Литература как жизнь. Том II — страница 64 из 155

Занимаясь писательскими биографиями, пришел я к выводу: всё известное о писателе – правда, в той или иной мере, даже ложь соответствует характеру оклеветанного, крупица истины есть и в клевете, кривое зеркало искажает реальные черты. Трудно всю правду о писателе соединить в единый облик, потому что недостатки могут оказаться продолжением достоинств, а причинно-следственная связь между ними нам неведома. У Бернарда Шоу в «Докторской дилемме» творцу дают умереть, чтобы жили его творения: публике нет дела до того, что художник был человеком несносным и даже никудышным. На Западе теперь уже принимается за аксиому: «Многие великие художники, композиторы и писатели были отвратительными людьми». Однако не установлена точка отсчета, являлись ли широко известные отвратительные люди в самом деле великими художниками, композиторами и писателями.

Гений и злодейство совместны? Смотря, что за гений и какое злодейство! Ведь нередко свою гениальность доказывают в первую очередь и главным образом отвратительностью, особенно – наглостью и просто подлостью, причем, публику это устраивает: есть, о чём поговорить. Некрологи полны сведений о том, сколько пил и с кем переспал, кому нахамил и кому навредил, то есть насколько отвратителен был творец. Не сообщается или же сообщается походя, чем он собственно был велик, помимо количества выпитого, а также наделанных гадостей. Средства рекламы и всяческих коммуникаций позволяют сделать житейские подробности из жизни писателя интереснее его произведений, общеизвестный облик художника, композитора и писателя действует на воображение публики сильнее его творчества. А если это действительно великие творцы, то в чём проявлялась их отвратительность: был неопрятен, не отдавал денежные долги или невинных совращал?
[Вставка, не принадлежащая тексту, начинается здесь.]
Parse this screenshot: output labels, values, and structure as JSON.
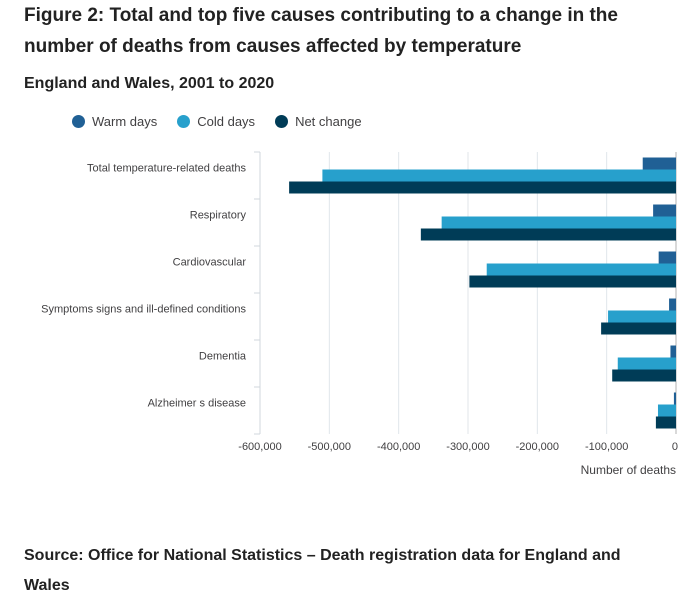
{
  "title": "Figure 2: Total and top five causes contributing to a change in the number of deaths from causes affected by temperature",
  "subtitle": "England and Wales, 2001 to 2020",
  "source": "Source: Office for National Statistics – Death registration data for England and Wales",
  "chart_data": {
    "type": "bar",
    "orientation": "horizontal",
    "categories": [
      "Total temperature-related deaths",
      "Respiratory",
      "Cardiovascular",
      "Symptoms signs and ill-defined conditions",
      "Dementia",
      "Alzheimer s disease"
    ],
    "series": [
      {
        "name": "Warm days",
        "color": "#206095",
        "values": [
          -48000,
          -33000,
          -25000,
          -10000,
          -8000,
          -3000
        ]
      },
      {
        "name": "Cold days",
        "color": "#27a0cc",
        "values": [
          -510000,
          -338000,
          -273000,
          -98000,
          -84000,
          -26000
        ]
      },
      {
        "name": "Net change",
        "color": "#003c57",
        "values": [
          -558000,
          -368000,
          -298000,
          -108000,
          -92000,
          -29000
        ]
      }
    ],
    "xlim": [
      -600000,
      0
    ],
    "xticks": [
      "-600,000",
      "-500,000",
      "-400,000",
      "-300,000",
      "-200,000",
      "-100,000",
      "0"
    ],
    "xlabel": "Number of deaths",
    "ylabel": "",
    "grid": true,
    "legend": "top-left"
  }
}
Пушкинский быт, воспроизведенный Дружниковым, ужасает неустроенностью. Большинство фактов известны по воспоминаниям современников, а также из писем самого Пушкина, но в книге Дружникова, как полагается в документированной биографии, житейские подробности в большинстве случаев проверены, собраны, дополнены и складываются в картину беспорядка, нужды и непрестанной тревоги о завтрашнем дне. «Я могу творить», – пишет Пушкин Вяземскому, создавая «Бориса Годунова», и наше воображение рисует… Мое воображение неспособно нарисовать убогость обстановки и повседневной неразберихи, в условиях которой творил поэт, создавая свою драматическую поэму, которую назвал трагедией: одно из самых сознательных пушкинских созданий, как определили старые пушкинисты, то есть воплощение тщательно обдуманного замысла, все от начала до конца уравновешено. Но пушкинское признание «силы мои достигли развития, я могу творить» стало меня настораживать с тех пор, как стал я интересоваться пушкинскими самооценками, не совпадающими с нашим отношением к тем же его творениям. Зрелость в развитии – коварный момент, итог и начало, итог созревания, начало спуска с вершины.
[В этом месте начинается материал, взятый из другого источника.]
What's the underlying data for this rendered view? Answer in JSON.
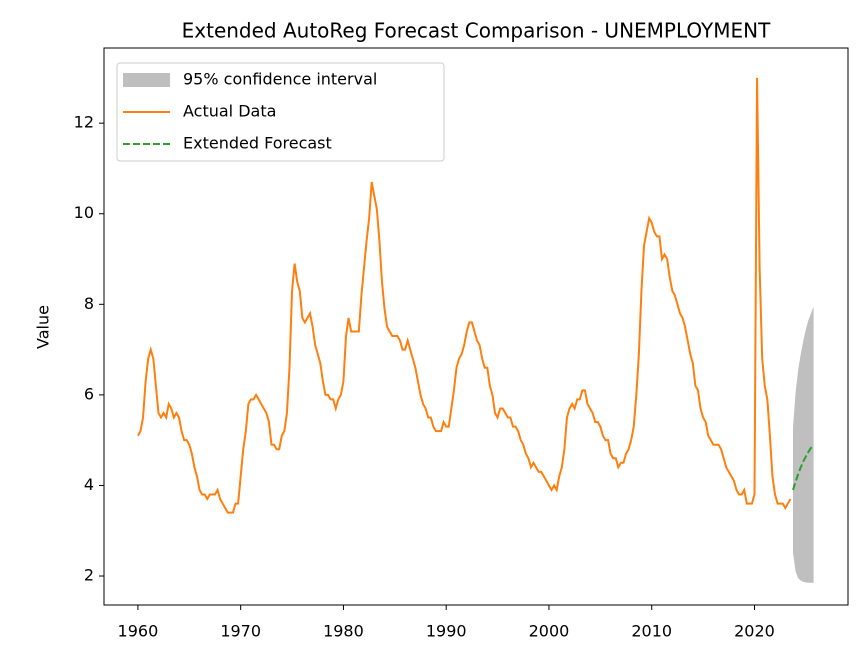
{
  "chart_data": {
    "type": "line",
    "title": "Extended AutoReg Forecast Comparison - UNEMPLOYMENT",
    "y_label": "Value",
    "xlim": [
      1956.7,
      2029.1
    ],
    "ylim": [
      1.36,
      13.66
    ],
    "xticks": [
      1960,
      1970,
      1980,
      1990,
      2000,
      2010,
      2020
    ],
    "yticks": [
      2,
      4,
      6,
      8,
      10,
      12
    ],
    "legend": "upper left",
    "bands": [
      {
        "name": "95% confidence interval",
        "color": "#808080",
        "x": [
          2023.75,
          2024,
          2024.25,
          2024.5,
          2024.75,
          2025,
          2025.25,
          2025.5,
          2025.75
        ],
        "lower": [
          2.5,
          2.1,
          1.95,
          1.9,
          1.87,
          1.86,
          1.85,
          1.85,
          1.85
        ],
        "upper": [
          5.3,
          6.05,
          6.55,
          6.9,
          7.2,
          7.45,
          7.65,
          7.8,
          7.95
        ]
      }
    ],
    "series": [
      {
        "name": "Actual Data",
        "color": "#ff7f0e",
        "dash": false,
        "x": [
          1960,
          1960.25,
          1960.5,
          1960.75,
          1961,
          1961.25,
          1961.5,
          1961.75,
          1962,
          1962.25,
          1962.5,
          1962.75,
          1963,
          1963.25,
          1963.5,
          1963.75,
          1964,
          1964.25,
          1964.5,
          1964.75,
          1965,
          1965.25,
          1965.5,
          1965.75,
          1966,
          1966.25,
          1966.5,
          1966.75,
          1967,
          1967.25,
          1967.5,
          1967.75,
          1968,
          1968.25,
          1968.5,
          1968.75,
          1969,
          1969.25,
          1969.5,
          1969.75,
          1970,
          1970.25,
          1970.5,
          1970.75,
          1971,
          1971.25,
          1971.5,
          1971.75,
          1972,
          1972.25,
          1972.5,
          1972.75,
          1973,
          1973.25,
          1973.5,
          1973.75,
          1974,
          1974.25,
          1974.5,
          1974.75,
          1975,
          1975.25,
          1975.5,
          1975.75,
          1976,
          1976.25,
          1976.5,
          1976.75,
          1977,
          1977.25,
          1977.5,
          1977.75,
          1978,
          1978.25,
          1978.5,
          1978.75,
          1979,
          1979.25,
          1979.5,
          1979.75,
          1980,
          1980.25,
          1980.5,
          1980.75,
          1981,
          1981.25,
          1981.5,
          1981.75,
          1982,
          1982.25,
          1982.5,
          1982.75,
          1983,
          1983.25,
          1983.5,
          1983.75,
          1984,
          1984.25,
          1984.5,
          1984.75,
          1985,
          1985.25,
          1985.5,
          1985.75,
          1986,
          1986.25,
          1986.5,
          1986.75,
          1987,
          1987.25,
          1987.5,
          1987.75,
          1988,
          1988.25,
          1988.5,
          1988.75,
          1989,
          1989.25,
          1989.5,
          1989.75,
          1990,
          1990.25,
          1990.5,
          1990.75,
          1991,
          1991.25,
          1991.5,
          1991.75,
          1992,
          1992.25,
          1992.5,
          1992.75,
          1993,
          1993.25,
          1993.5,
          1993.75,
          1994,
          1994.25,
          1994.5,
          1994.75,
          1995,
          1995.25,
          1995.5,
          1995.75,
          1996,
          1996.25,
          1996.5,
          1996.75,
          1997,
          1997.25,
          1997.5,
          1997.75,
          1998,
          1998.25,
          1998.5,
          1998.75,
          1999,
          1999.25,
          1999.5,
          1999.75,
          2000,
          2000.25,
          2000.5,
          2000.75,
          2001,
          2001.25,
          2001.5,
          2001.75,
          2002,
          2002.25,
          2002.5,
          2002.75,
          2003,
          2003.25,
          2003.5,
          2003.75,
          2004,
          2004.25,
          2004.5,
          2004.75,
          2005,
          2005.25,
          2005.5,
          2005.75,
          2006,
          2006.25,
          2006.5,
          2006.75,
          2007,
          2007.25,
          2007.5,
          2007.75,
          2008,
          2008.25,
          2008.5,
          2008.75,
          2009,
          2009.25,
          2009.5,
          2009.75,
          2010,
          2010.25,
          2010.5,
          2010.75,
          2011,
          2011.25,
          2011.5,
          2011.75,
          2012,
          2012.25,
          2012.5,
          2012.75,
          2013,
          2013.25,
          2013.5,
          2013.75,
          2014,
          2014.25,
          2014.5,
          2014.75,
          2015,
          2015.25,
          2015.5,
          2015.75,
          2016,
          2016.25,
          2016.5,
          2016.75,
          2017,
          2017.25,
          2017.5,
          2017.75,
          2018,
          2018.25,
          2018.5,
          2018.75,
          2019,
          2019.25,
          2019.5,
          2019.75,
          2020,
          2020.25,
          2020.5,
          2020.75,
          2021,
          2021.25,
          2021.5,
          2021.75,
          2022,
          2022.25,
          2022.5,
          2022.75,
          2023,
          2023.25,
          2023.5
        ],
        "values": [
          5.1,
          5.2,
          5.5,
          6.3,
          6.8,
          7.0,
          6.8,
          6.2,
          5.6,
          5.5,
          5.6,
          5.5,
          5.8,
          5.7,
          5.5,
          5.6,
          5.5,
          5.2,
          5.0,
          5.0,
          4.9,
          4.7,
          4.4,
          4.2,
          3.9,
          3.8,
          3.8,
          3.7,
          3.8,
          3.8,
          3.8,
          3.9,
          3.7,
          3.6,
          3.5,
          3.4,
          3.4,
          3.4,
          3.6,
          3.6,
          4.2,
          4.8,
          5.2,
          5.8,
          5.9,
          5.9,
          6.0,
          5.9,
          5.8,
          5.7,
          5.6,
          5.4,
          4.9,
          4.9,
          4.8,
          4.8,
          5.1,
          5.2,
          5.6,
          6.6,
          8.3,
          8.9,
          8.5,
          8.3,
          7.7,
          7.6,
          7.7,
          7.8,
          7.5,
          7.1,
          6.9,
          6.7,
          6.3,
          6.0,
          6.0,
          5.9,
          5.9,
          5.7,
          5.9,
          6.0,
          6.3,
          7.3,
          7.7,
          7.4,
          7.4,
          7.4,
          7.4,
          8.2,
          8.8,
          9.4,
          9.9,
          10.7,
          10.4,
          10.1,
          9.4,
          8.5,
          7.9,
          7.5,
          7.4,
          7.3,
          7.3,
          7.3,
          7.2,
          7.0,
          7.0,
          7.2,
          7.0,
          6.8,
          6.6,
          6.3,
          6.0,
          5.8,
          5.7,
          5.5,
          5.5,
          5.3,
          5.2,
          5.2,
          5.2,
          5.4,
          5.3,
          5.3,
          5.7,
          6.1,
          6.6,
          6.8,
          6.9,
          7.1,
          7.4,
          7.6,
          7.6,
          7.4,
          7.2,
          7.1,
          6.8,
          6.6,
          6.6,
          6.2,
          6.0,
          5.6,
          5.5,
          5.7,
          5.7,
          5.6,
          5.5,
          5.5,
          5.3,
          5.3,
          5.2,
          5.0,
          4.9,
          4.7,
          4.6,
          4.4,
          4.5,
          4.4,
          4.3,
          4.3,
          4.2,
          4.1,
          4.0,
          3.9,
          4.0,
          3.9,
          4.2,
          4.4,
          4.8,
          5.5,
          5.7,
          5.8,
          5.7,
          5.9,
          5.9,
          6.1,
          6.1,
          5.8,
          5.7,
          5.6,
          5.4,
          5.4,
          5.3,
          5.1,
          5.0,
          5.0,
          4.7,
          4.6,
          4.6,
          4.4,
          4.5,
          4.5,
          4.7,
          4.8,
          5.0,
          5.3,
          6.0,
          6.9,
          8.3,
          9.3,
          9.6,
          9.9,
          9.8,
          9.6,
          9.5,
          9.5,
          9.0,
          9.1,
          9.0,
          8.6,
          8.3,
          8.2,
          8.0,
          7.8,
          7.7,
          7.5,
          7.2,
          6.9,
          6.7,
          6.2,
          6.1,
          5.7,
          5.5,
          5.4,
          5.1,
          5.0,
          4.9,
          4.9,
          4.9,
          4.8,
          4.6,
          4.4,
          4.3,
          4.2,
          4.1,
          3.9,
          3.8,
          3.8,
          3.9,
          3.6,
          3.6,
          3.6,
          3.8,
          13.0,
          8.8,
          6.8,
          6.2,
          5.9,
          5.1,
          4.2,
          3.8,
          3.6,
          3.6,
          3.6,
          3.5,
          3.6,
          3.7
        ]
      },
      {
        "name": "Extended Forecast",
        "color": "#2ca02c",
        "dash": true,
        "x": [
          2023.75,
          2024,
          2024.25,
          2024.5,
          2024.75,
          2025,
          2025.25,
          2025.5,
          2025.75
        ],
        "values": [
          3.9,
          4.08,
          4.25,
          4.4,
          4.53,
          4.64,
          4.74,
          4.83,
          4.9
        ]
      }
    ]
  }
}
Пушкин, согласно воспоминаниям, бывало, вёл себя оскорбительно с людьми, которые того не заслуживали, но, по свидетельству Соболевского, поэт успокаивался, испытывая чувство умиротворения, не был раздражителен, когда творил. Это и есть иначе, инобытие гения. Если талант творит, он, мне кажется, становится хорошим человеком, а если пытается творить при исчерпанности таланта, превращается в чудовище.

В каких же пределах проявляется отвратительность: с утра до вечера и каждый день? «За всю жизнь вдохновения наберется, может быть, на пятнадцать минут», – самокритически подсчитал Федор Гладков, небольшой, но – профессиональный прозаик. Значит, хорошим был пятнадцать минут, в остальное время – лучше не подходи. Действительно, почитайте, какими письмами донимал он Горького.
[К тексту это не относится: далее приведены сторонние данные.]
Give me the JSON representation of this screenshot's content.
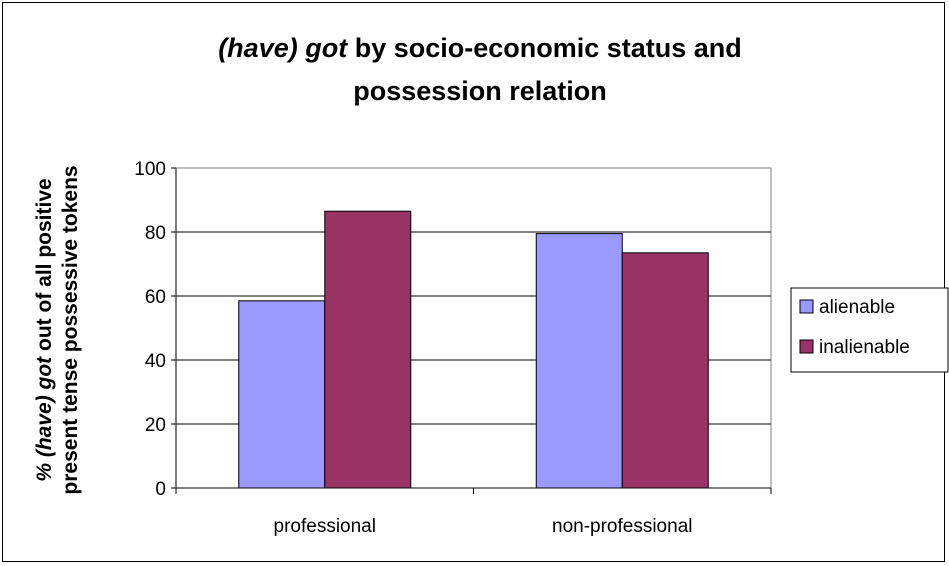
{
  "chart_data": {
    "type": "bar",
    "title_italic": "(have) got",
    "title_rest": " by socio-economic status and",
    "title_line2": "possession relation",
    "ylabel_italic": "% (have) got",
    "ylabel_rest": " out of all positive",
    "ylabel_line2": "present tense possessive tokens",
    "xlabel": "",
    "categories": [
      "professional",
      "non-professional"
    ],
    "series": [
      {
        "name": "alienable",
        "values": [
          58.5,
          79.5
        ],
        "color": "#9999ff"
      },
      {
        "name": "inalienable",
        "values": [
          86.5,
          73.5
        ],
        "color": "#993366"
      }
    ],
    "ylim": [
      0,
      100
    ],
    "yticks": [
      "0",
      "20",
      "40",
      "60",
      "80",
      "100"
    ],
    "grid": true,
    "legend_position": "right",
    "plot_background": "#ffffff"
  }
}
Творческий человек, по моим биографическим наблюдениям, становится мерзавцем, когда чувствует, что дарование его исчерпано. Отказать вдохновение может временно при «писательском блоке» – это бывает приступами, периодами, бывает и состояние уже безвыходное, тогда писатель превращается в «осеннюю муху», кусает кого попало, вымещая чувство исчерпанности. Кто ищет смерти, кто делает гадости, а у нас и доносы писали. Кто оставались отвратительны всю жизнь, были неталантливы, но за счёт непосредственного окружения им удавалось организовать себе славу, поклонники падки принимать участие в творчестве, на них в общем улье капля меда приходится, сказано в чеховском рассказе. Сколько отвратительных людей не попало бы в композиторы («великие композиторы»), если бы музыкальность считалась признаком музыки! Но поклонники с неистовством сектантов твердят о гениальности и создают славу бездарности.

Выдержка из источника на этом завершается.